Schools around US boost security


Washington : In the aftermath of the elementary school massacre in Uvalde, Texas, schools around the U.S. have brought in additional security staff and restricted visitors as they deal with a new rash of copycat threats.

For some families and educators it all has added to uneasiness in the wake of the deadliest school shooting since the 2012 attack at Sandy Hook Elementary School. Jake Green, 34, of Los Alamos, New Mexico, was jolted when he saw a plainclothes police officer for the first time while walking his 7-year-old daughter into school Friday morning. He grew up in Colorado, not far from where two Columbine High School students shot and killed 12 classmates and a teacher in 1999. Green remembers attending memorials and candlelight vigils as a fifth-grader, but he’s torn about whether having police at his daughter’s school is best. In a way, I don’t really feel any safer with police around, Green said. Seeing the police there, it really made it seem like the worst possibility was even more possible today.
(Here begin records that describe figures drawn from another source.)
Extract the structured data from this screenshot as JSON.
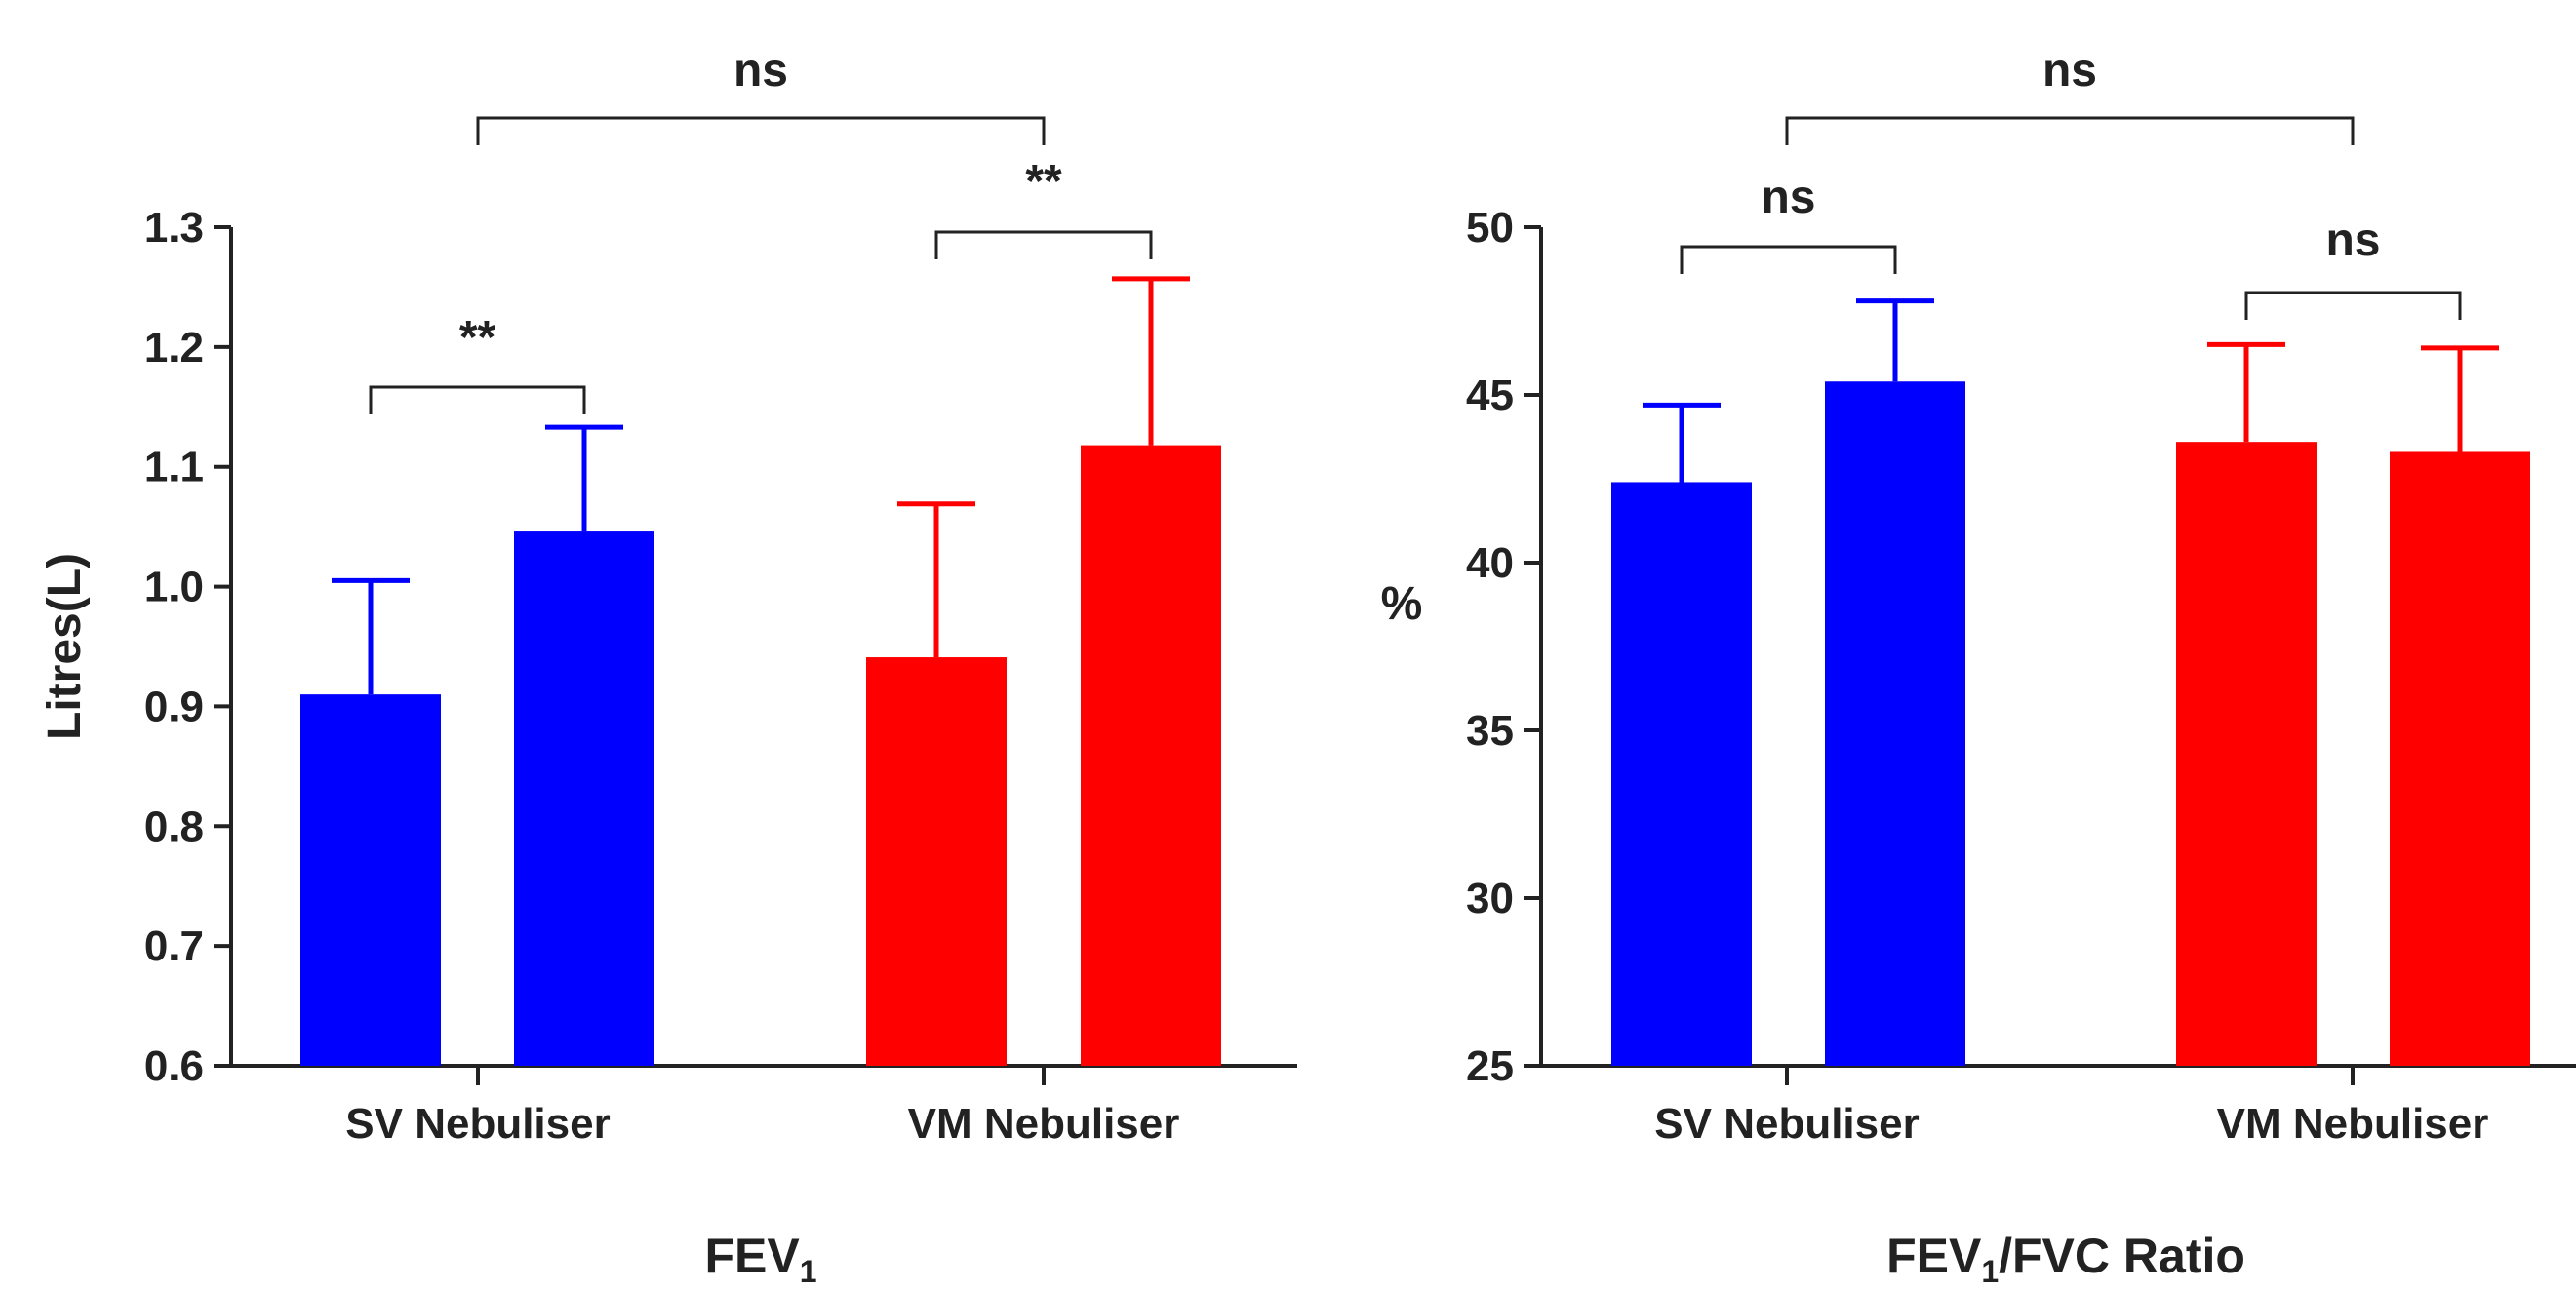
{
  "colors": {
    "blue": "#0000ff",
    "red": "#ff0000",
    "axis": "#222222"
  },
  "chart_data": [
    {
      "type": "bar",
      "title": "",
      "xlabel": {
        "text": "FEV",
        "subscript": "1",
        "suffix": ""
      },
      "ylabel": "Litres(L)",
      "ylim": [
        0.6,
        1.3
      ],
      "yticks": [
        "0.6",
        "0.7",
        "0.8",
        "0.9",
        "1.0",
        "1.1",
        "1.2",
        "1.3"
      ],
      "groups": [
        "SV Nebuliser",
        "VM Nebuliser"
      ],
      "bars": [
        {
          "group": 0,
          "value": 0.91,
          "error": 0.095,
          "color": "blue"
        },
        {
          "group": 0,
          "value": 1.046,
          "error": 0.087,
          "color": "blue"
        },
        {
          "group": 1,
          "value": 0.941,
          "error": 0.128,
          "color": "red"
        },
        {
          "group": 1,
          "value": 1.118,
          "error": 0.139,
          "color": "red"
        }
      ],
      "significance": [
        {
          "bars": [
            0,
            1
          ],
          "label": "**"
        },
        {
          "bars": [
            2,
            3
          ],
          "label": "**"
        },
        {
          "groups": [
            0,
            1
          ],
          "label": "ns"
        }
      ]
    },
    {
      "type": "bar",
      "title": "",
      "xlabel": {
        "text": "FEV",
        "subscript": "1",
        "suffix": "/FVC Ratio"
      },
      "ylabel": "%",
      "ylim": [
        25,
        50
      ],
      "yticks": [
        "25",
        "30",
        "35",
        "40",
        "45",
        "50"
      ],
      "groups": [
        "SV Nebuliser",
        "VM Nebuliser"
      ],
      "bars": [
        {
          "group": 0,
          "value": 42.4,
          "error": 2.3,
          "color": "blue"
        },
        {
          "group": 0,
          "value": 45.4,
          "error": 2.4,
          "color": "blue"
        },
        {
          "group": 1,
          "value": 43.6,
          "error": 2.9,
          "color": "red"
        },
        {
          "group": 1,
          "value": 43.3,
          "error": 3.1,
          "color": "red"
        }
      ],
      "significance": [
        {
          "bars": [
            0,
            1
          ],
          "label": "ns"
        },
        {
          "bars": [
            2,
            3
          ],
          "label": "ns"
        },
        {
          "groups": [
            0,
            1
          ],
          "label": "ns"
        }
      ]
    }
  ]
}
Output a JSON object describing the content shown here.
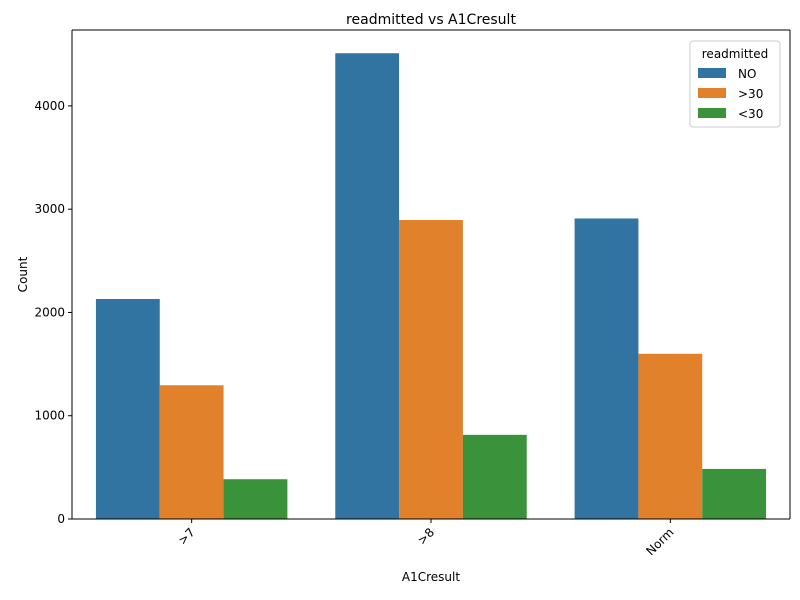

In El Paso, Texas, where a gunman killed 23 people in a racist 2019 attack that targeted Hispanics at a Walmart, schools are on edge. The El Paso Independent School District has already encountered some reported threats that turned out to be false. They were either students joking or overly-sensitive parents, said Gustavo Reveles Acosta, a district spokesperson. Our community is still raw from that incident, Acosta said. It hits us in a pretty emotional way. The district, which has its own police department, has also stepped up patrolling at all 85 campuses. Officers have been pulled from monitoring traffic or other duties. Schools already have updated camera surveillance systems. Visitors are required to ring a doorbell and show identification before they can enter. The district is making a point to look out for teachers’ and students’ mental health. A counseling team has been visiting every school to speak about the shooting in Uvalde. They are also urging people to talk in private about any distress. Mia Baucom, a 15-year-old student at a Forth Worth, Texas, high school said it was surreal to think the Uvalde killings happened in her home state. It also stirred memories of a lockdown at her school two months ago that was prompted by a shooting.